There are very few people who have heard of Nantree and even fewer who know where it is…

It was my Gran, who, according to my dad, was always full of stuff and nonsense, who used to take me and my sister there.  It was her favourite spot, an ancient pedunculate oak deep in the forest - its buttresses and trunk made an ideal place for her to rest her weary feet and for us to devour her hastily made egg sandwiches. Once refuelled, she’d often kick off her old wellies and deliberately extend her rest by telling us stories of the strange creatures that lived in the wood. As I got older, I realised it was not just Gran who was full of woodland tales.

Oaks are one of the most widely revered of trees and as such have a fair amount of mythology to tell. The earliest spirits of Greek mythology are the dryads. Whilst in Britain, King Arthur’s round table was said to be of oak, and Merlin’s wand made from the very top branch of an oak tree. In Nottinghamshire, Robin Hood’s Major Oak, where he is said to have held his meetings with his band of men, still stands today (though it is propped up!). In Drudaic tradition, the oak is used in many celebrations, including at the spring equinox, where it is called upon to encourage the warmth of the sun. Many cultures see the oak as the tree of the thunder gods, a tradition that holds true in Britain with the Anglo-Saxon’s associating Thor, the Thunder God, with the tree as it is said to attract lightning.  This possibly arose because lightning is said to strike the oak more than any other tree – ever wondered why that wooden light pull in the bathroom looks like an acorn? In ancient medicine, due to the oak’s deep roots and our feet being the point of contact with the earth, oak ointments were said to aid weary feet – perhaps my Gran was not so full of nonsense after all!

But it’s not just oaks that are associated with plant-lore.

In Norse mythology, Yggdrasil was a great Ash located at the center of the Universe. Within the branches of the tree was said to be four deer, whose moisture from their antlers fell as dew to the earth. In fact, if you look at an ash twig, the buds look very similar to the hooves of deer.

The holly was believed, as an evergreen, to keep the secrets of spring in its branches and carry the green of nature safely through the dark winter months.

Wild flowers also have a lot of plant-lore associated with them.  It was believed that it was unlucky to walk through a mass of bluebells, because the flower was used to call the Fairies and, with each flower full of spells, you could easily become spell bound.  Snowdrops are also, in some folklore, said to be unlucky. Often found in cemeteries, it was believed that to bring a snowdrop into the house was to invite death.  Foxgloves or Fairy Glove, with its flowers spotted with purple, are said to be evidence of where the enchanted ones have placed their fingers, though the markings are in fact to attract bees.

So was my Gran just a teller of tales or did she know something more?

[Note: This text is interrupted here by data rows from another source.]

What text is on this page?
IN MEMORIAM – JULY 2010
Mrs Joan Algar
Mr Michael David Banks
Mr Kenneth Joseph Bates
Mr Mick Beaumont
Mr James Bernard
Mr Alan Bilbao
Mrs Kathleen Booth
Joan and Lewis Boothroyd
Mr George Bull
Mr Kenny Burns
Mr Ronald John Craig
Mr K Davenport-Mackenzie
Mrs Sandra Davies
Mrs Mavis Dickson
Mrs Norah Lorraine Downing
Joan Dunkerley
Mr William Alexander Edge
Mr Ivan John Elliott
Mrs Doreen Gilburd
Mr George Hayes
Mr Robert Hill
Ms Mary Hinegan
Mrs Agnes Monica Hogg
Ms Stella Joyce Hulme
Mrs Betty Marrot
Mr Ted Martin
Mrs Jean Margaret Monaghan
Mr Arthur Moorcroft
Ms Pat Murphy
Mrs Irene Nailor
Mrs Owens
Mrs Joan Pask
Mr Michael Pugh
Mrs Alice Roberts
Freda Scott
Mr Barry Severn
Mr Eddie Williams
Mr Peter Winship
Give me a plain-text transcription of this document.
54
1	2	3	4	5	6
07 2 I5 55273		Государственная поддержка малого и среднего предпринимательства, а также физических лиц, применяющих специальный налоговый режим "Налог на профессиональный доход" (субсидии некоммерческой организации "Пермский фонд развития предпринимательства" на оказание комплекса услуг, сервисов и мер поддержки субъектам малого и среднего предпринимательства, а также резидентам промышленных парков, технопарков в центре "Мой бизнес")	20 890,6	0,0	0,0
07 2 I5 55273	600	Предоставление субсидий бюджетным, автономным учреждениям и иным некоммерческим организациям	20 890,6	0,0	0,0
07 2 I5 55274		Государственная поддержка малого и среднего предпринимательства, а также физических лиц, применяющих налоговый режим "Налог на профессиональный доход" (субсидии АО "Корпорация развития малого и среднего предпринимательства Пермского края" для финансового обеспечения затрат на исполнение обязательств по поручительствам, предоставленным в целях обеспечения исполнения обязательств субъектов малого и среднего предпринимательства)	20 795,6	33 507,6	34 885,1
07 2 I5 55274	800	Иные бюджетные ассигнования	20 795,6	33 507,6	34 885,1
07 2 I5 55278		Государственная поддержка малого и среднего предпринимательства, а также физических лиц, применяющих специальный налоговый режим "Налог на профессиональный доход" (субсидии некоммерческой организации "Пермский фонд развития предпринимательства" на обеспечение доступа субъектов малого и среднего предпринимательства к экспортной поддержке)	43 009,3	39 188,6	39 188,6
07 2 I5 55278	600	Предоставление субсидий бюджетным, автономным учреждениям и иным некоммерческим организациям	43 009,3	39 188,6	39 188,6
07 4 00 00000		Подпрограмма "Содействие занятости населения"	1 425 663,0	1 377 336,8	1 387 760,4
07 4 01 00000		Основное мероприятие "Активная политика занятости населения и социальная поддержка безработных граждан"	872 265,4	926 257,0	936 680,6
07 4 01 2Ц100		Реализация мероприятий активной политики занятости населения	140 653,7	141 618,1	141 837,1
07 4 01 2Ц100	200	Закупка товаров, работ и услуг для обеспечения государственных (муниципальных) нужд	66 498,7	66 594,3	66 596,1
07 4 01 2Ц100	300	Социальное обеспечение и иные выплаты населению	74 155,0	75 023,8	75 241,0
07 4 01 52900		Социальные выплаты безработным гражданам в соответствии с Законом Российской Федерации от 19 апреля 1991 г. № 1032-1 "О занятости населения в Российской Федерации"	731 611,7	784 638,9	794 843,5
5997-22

To this day my family still visit the area we call Nantree. Though the surrounds have changed, dense wood is partly holiday lodges, old glades are tightly mown amenity areas and quiet fox trails surfaced footpaths. But still we come. Nieces, nephews and partners have all been and all taken something away with them, something memorable. That feeling that this is a special place, our place.  My last visit was with my 86 year old dad, who hobbled on his sticks across the trip hazard terrain (he doesn’t believe in risk assessments). Once there he took my hand and spontaneously hugged the tree – nothing was said. It didn’t have to be. It was a moment of emotional energy.

With pressures on our environment growing and the ever present threat of pests and pathogens such as the non-native processionarry moth, Acute Oak Decline and Chronic Oak Decline, I fear for places such as Nantree and wonder which will survive the longest – the tales of Nantree or the forest.  Or, one day, will both just become a myth?